DiStefano V, Evans I, Myers-Robfogel M, Estes J, Godleski S A
J Natl Cancer Inst. 1983 Dec;71(6):1289-93.
Two phenylthioalkylamines, phenylthioethylamine (PTEA) and phenylthiopropylamine (PTPA), were prepared and tested for cytotoxicity in vitro and as antitumor agents in (C57BL X DBA/2)F1 (BDF1) mice. Low concentrations of PTEA (median effective concentrations of 8.0, 12.0, and 1.3 micrograms PTEA/ml) inhibited the growth of P388 murine lymphoma, L1210 leukemia, and B16 melanoma cells in culture. PTPA was more effective; concentrations of 0.80, 0.56, and 0.35 micrograms PTPA/ml inhibited the growth of P388, L1210, and B16 in vitro by 50%. PTEA and PTPA treatment increased survival times in BDF1 mice bearing the P388 lymphoma, L1210 leukemia, B16 melanoma, and Lewis lung tumors. Multiple daily administrations of the test compounds were more effective than single daily injections in increasing the life-span in mice bearing the P388 lymphoma and B16 melanoma. Both PTEA and PTPA inhibited the enzyme copper-zinc superoxide dismutase.
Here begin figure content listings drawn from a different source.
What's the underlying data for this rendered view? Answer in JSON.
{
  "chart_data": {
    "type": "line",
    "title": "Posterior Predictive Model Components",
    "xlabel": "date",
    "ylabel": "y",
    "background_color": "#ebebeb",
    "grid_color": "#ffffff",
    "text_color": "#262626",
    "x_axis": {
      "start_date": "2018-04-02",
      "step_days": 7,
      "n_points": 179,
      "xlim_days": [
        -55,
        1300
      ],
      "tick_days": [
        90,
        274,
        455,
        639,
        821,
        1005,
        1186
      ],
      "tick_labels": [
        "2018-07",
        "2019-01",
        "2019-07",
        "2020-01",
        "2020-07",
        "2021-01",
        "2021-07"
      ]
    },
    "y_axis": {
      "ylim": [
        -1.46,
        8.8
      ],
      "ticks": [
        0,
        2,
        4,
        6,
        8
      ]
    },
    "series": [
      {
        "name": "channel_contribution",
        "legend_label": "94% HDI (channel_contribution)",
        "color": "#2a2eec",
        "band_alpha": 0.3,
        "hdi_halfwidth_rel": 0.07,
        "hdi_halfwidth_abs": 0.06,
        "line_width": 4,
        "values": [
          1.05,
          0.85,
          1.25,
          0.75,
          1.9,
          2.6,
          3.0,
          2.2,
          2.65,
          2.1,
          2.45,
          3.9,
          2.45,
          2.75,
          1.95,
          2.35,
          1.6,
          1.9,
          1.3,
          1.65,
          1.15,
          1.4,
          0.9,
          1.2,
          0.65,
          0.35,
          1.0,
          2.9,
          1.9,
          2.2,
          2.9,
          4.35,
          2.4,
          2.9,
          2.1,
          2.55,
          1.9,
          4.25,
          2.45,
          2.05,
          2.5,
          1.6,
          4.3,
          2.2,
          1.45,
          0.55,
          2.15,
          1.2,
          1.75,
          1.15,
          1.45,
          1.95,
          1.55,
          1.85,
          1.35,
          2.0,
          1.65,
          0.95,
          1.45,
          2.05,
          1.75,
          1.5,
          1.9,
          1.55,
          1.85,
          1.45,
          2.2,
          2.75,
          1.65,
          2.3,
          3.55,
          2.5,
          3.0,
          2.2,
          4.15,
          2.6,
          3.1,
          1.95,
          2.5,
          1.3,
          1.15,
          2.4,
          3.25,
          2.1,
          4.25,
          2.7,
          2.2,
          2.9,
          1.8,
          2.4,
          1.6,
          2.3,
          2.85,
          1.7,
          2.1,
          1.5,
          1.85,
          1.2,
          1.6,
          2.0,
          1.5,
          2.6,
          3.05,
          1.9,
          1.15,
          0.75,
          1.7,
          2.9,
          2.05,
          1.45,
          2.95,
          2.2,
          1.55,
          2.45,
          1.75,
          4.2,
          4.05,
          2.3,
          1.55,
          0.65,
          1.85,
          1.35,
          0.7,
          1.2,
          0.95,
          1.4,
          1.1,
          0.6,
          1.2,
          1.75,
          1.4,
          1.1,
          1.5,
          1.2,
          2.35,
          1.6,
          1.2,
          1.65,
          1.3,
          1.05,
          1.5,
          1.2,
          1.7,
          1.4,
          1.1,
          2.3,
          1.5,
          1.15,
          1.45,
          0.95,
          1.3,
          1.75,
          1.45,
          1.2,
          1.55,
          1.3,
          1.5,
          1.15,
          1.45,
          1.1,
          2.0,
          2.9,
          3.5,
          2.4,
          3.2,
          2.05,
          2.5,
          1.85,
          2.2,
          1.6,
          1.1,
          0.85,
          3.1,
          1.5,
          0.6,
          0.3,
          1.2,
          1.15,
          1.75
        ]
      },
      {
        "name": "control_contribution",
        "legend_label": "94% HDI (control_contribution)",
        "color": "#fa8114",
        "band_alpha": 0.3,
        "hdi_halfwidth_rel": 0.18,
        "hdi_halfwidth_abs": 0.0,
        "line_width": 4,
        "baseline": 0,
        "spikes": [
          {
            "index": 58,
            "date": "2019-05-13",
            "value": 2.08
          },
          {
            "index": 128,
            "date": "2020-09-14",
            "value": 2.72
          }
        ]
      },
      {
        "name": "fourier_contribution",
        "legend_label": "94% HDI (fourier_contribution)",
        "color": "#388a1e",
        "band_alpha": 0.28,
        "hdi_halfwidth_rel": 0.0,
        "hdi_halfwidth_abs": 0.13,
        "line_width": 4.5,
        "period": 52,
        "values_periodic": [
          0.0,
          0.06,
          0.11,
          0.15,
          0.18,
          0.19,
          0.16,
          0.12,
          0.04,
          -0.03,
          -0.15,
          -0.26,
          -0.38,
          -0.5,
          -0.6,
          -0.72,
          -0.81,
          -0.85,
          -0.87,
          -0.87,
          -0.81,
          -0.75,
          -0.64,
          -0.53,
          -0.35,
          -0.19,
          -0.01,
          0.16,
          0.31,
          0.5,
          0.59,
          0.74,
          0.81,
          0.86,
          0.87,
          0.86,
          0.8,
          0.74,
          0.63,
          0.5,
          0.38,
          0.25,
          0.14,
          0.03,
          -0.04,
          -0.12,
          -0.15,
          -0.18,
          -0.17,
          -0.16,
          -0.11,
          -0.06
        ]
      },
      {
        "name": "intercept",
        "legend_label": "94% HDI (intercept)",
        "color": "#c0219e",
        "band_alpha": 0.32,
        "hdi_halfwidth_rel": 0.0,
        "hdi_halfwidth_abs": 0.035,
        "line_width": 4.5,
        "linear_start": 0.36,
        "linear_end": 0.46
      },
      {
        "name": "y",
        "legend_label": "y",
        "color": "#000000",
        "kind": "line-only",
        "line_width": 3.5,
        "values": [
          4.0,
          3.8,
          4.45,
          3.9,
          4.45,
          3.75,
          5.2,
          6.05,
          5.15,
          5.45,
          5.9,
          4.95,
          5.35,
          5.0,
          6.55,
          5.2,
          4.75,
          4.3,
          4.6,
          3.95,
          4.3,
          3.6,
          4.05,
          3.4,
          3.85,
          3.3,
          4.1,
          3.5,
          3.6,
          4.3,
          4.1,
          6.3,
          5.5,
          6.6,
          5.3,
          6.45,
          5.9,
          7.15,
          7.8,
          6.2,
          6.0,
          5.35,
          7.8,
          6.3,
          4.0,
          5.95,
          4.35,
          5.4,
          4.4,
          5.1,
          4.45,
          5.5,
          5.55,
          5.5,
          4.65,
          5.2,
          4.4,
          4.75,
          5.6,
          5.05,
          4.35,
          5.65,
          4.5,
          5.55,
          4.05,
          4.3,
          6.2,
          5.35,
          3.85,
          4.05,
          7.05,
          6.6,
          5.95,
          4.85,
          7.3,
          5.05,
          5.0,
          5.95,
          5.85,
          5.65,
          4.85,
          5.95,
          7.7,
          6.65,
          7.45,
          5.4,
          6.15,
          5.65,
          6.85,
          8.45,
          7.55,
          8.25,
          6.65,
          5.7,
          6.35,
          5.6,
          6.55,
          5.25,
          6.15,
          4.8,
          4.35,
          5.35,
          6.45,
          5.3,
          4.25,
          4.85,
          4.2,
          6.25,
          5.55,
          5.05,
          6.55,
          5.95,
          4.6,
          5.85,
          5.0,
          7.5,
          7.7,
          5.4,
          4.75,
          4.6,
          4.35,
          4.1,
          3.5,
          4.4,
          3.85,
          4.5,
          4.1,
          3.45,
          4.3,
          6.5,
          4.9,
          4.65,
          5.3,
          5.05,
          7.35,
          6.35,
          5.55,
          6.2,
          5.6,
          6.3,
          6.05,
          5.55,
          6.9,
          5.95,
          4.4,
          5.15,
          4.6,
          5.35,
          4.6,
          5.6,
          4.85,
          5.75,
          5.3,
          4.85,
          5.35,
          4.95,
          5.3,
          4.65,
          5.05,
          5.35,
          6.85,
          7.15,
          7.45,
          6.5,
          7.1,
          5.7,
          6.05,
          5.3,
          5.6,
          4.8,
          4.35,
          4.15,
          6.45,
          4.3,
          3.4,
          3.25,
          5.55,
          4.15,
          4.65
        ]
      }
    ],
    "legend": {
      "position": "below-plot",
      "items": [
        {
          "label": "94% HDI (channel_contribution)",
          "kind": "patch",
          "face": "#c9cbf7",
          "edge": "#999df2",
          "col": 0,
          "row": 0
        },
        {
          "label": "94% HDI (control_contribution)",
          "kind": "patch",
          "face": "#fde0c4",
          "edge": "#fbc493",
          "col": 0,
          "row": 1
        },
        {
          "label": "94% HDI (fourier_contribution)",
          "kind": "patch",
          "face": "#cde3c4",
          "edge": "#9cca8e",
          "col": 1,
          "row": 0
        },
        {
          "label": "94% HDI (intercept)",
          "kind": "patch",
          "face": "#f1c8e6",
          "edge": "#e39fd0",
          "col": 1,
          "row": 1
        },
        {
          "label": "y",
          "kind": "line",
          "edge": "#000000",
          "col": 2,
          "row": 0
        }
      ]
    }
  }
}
制备了两种苯硫基烷基胺,苯硫基乙胺(PTEA)和苯硫基丙胺(PTPA),并对其进行体外细胞毒性测试以及作为抗肿瘤剂在(C57BL×DBA/2)F1(BDF1)小鼠体内进行测试。低浓度的PTEA(中位有效浓度分别为8.0、12.0和1.3微克PTEA/毫升)在培养中抑制了P388鼠淋巴瘤、L1210白血病和B16黑色素瘤细胞的生长。PTPA更有效;0.80、0.56和0.35微克PTPA/毫升的浓度在体外使P388、L1210和B16的生长受到50%的抑制。PTEA和PTPA处理延长了携带P388淋巴瘤、L1210白血病、B16黑色素瘤和Lewis肺癌的BDF1小鼠的存活时间。在延长携带P388淋巴瘤和B16黑色素瘤小鼠的寿命方面,每日多次给药比每日单次注射更有效。PTEA和PTPA均抑制了铜锌超氧化物歧化酶。